Acqua e fiamma

di cristinadellamore

Allora, ultimo appuntamento della giornata colpevolmente fissato con il cliente che abita a casa del diavolo, e soprattutto lontano dall’ufficio e lontanissimo da casa; quindi nessuna voglia di tassì per andare dal cliente e altro tassì per tornare in ufficio e poi da lì andare a casa, ho calcolato che se ci vado con lo scooter e torno direttamente a casa risparmio una quindicina di chilometri.

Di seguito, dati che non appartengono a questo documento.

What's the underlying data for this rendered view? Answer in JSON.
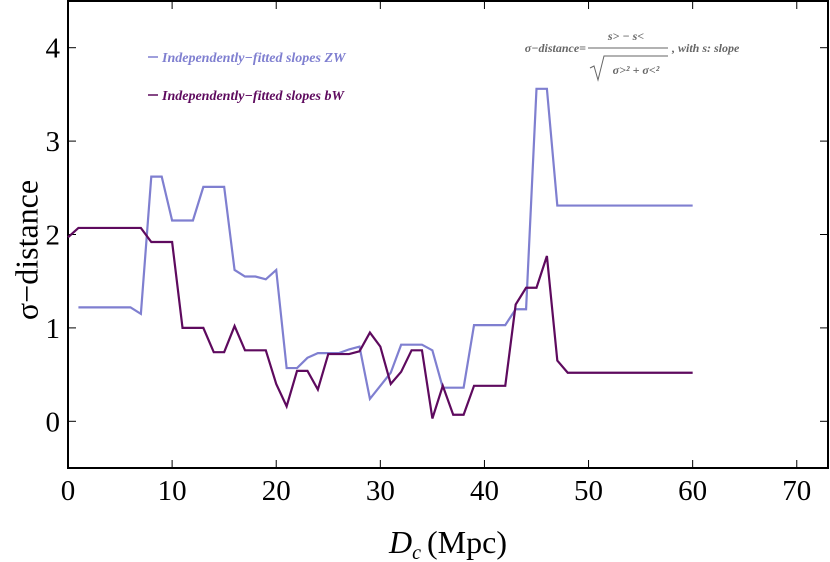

Quindi mi avvio coraggiosamente sullo scooter più o meno riparato e che comunque devo decisamente cambiare, magari alla fine dell’estate.

Guidata dal navigatore del telefonino arrivo più o meno puntuale nel bel mezzo del niente, da una parte villette, dall’altra campi, in mezzo una assurda palazzina di uffici che meglio starebbe dietro casa nostra, magari, e sì, questa e la mia destinazione, e sì, mi aspettano addirittura in tre, amministratore delegato, direttore generale e direttore degli acuisti; una bella notizia, due su tre sono donne, giovani, brillanti ed eleganti. Indovinate un po’ chi è l’uomo? Ovviamente l’amministratore delegato, che poi, scopro, è il figlio del fondatore ormai presente solo in un ritratto che scimmiotta quello dei coniugi Arnolfini di Jan van Eyck, con le sue due figlie. Ritiro tutto.

Comunque sono proprio le figlie a seguirmi con attenzione e, poi, a condurre la trattativa: lavorano benissimo in coppia ma mi sembra siano in ferocissima concorrenza, comunque affari loro e tanti auguri per l’azienda di famiglia quando il padre si ritirerà, nel mio piccolo prevedo una ferocissima guerra di successione. Scambio di strette di mano e di biglietti da visita dopo la firma, affare fatto e no, grazie, non ho bisogno di un tassì. Le due donne mi accompagnano fino alla moto continuando a scambiarsi raffinatissime cattiverie, ultimi saluti e via.

Un chilometro e comincia a piovere: brutta notizia, perché la strada tanto per cambiare è orribile e diventa subito pericolosissima; per di più, devo mettere al riparo il telefonino che sto usando come navigatore. Dovrei anche indossare giacca e pantaloni impermeabili, ma non ne ho la minima voglia: fa un caldo boia ed arriverei a casa tutta sudata, e in fondo non piove così tanto, e poi sono abbastanza protetta da parabrezza e scudo.

Guidando con la massima cautela e sforzandomi di ricordare le indicazioni del navigatore arrivo più o meno a metà strada. Riconosco il tragitto, ora, e conosco le strade: è il caso di provare a sbrigarmi, a casa mi aspetta lei che non ho avvertito e che sarà senz’altro preoccupatissima. E adesso che non ho più la preoccupazione del percorso mi accorgo che di acqua ne ha fatta tanta e l’ho presa proprio tutta. Siccome non smette, quando finalmente infilo il cancello passo proprio sotto il naso del sorridente portinaio filippino che mi dedica un’occhiata un po’ strana.

Mi rendo conto del motivo in ascensore: il vestito è fradicio, domani pomeriggio dovrà andare in tintoria per vedere cosa si potrà salvare, e aderisce come una seconda pelle. Chiederò a lei, non appena entrerò in casa, se voterà per me al concorso “Miss Maglietta Bagnata”.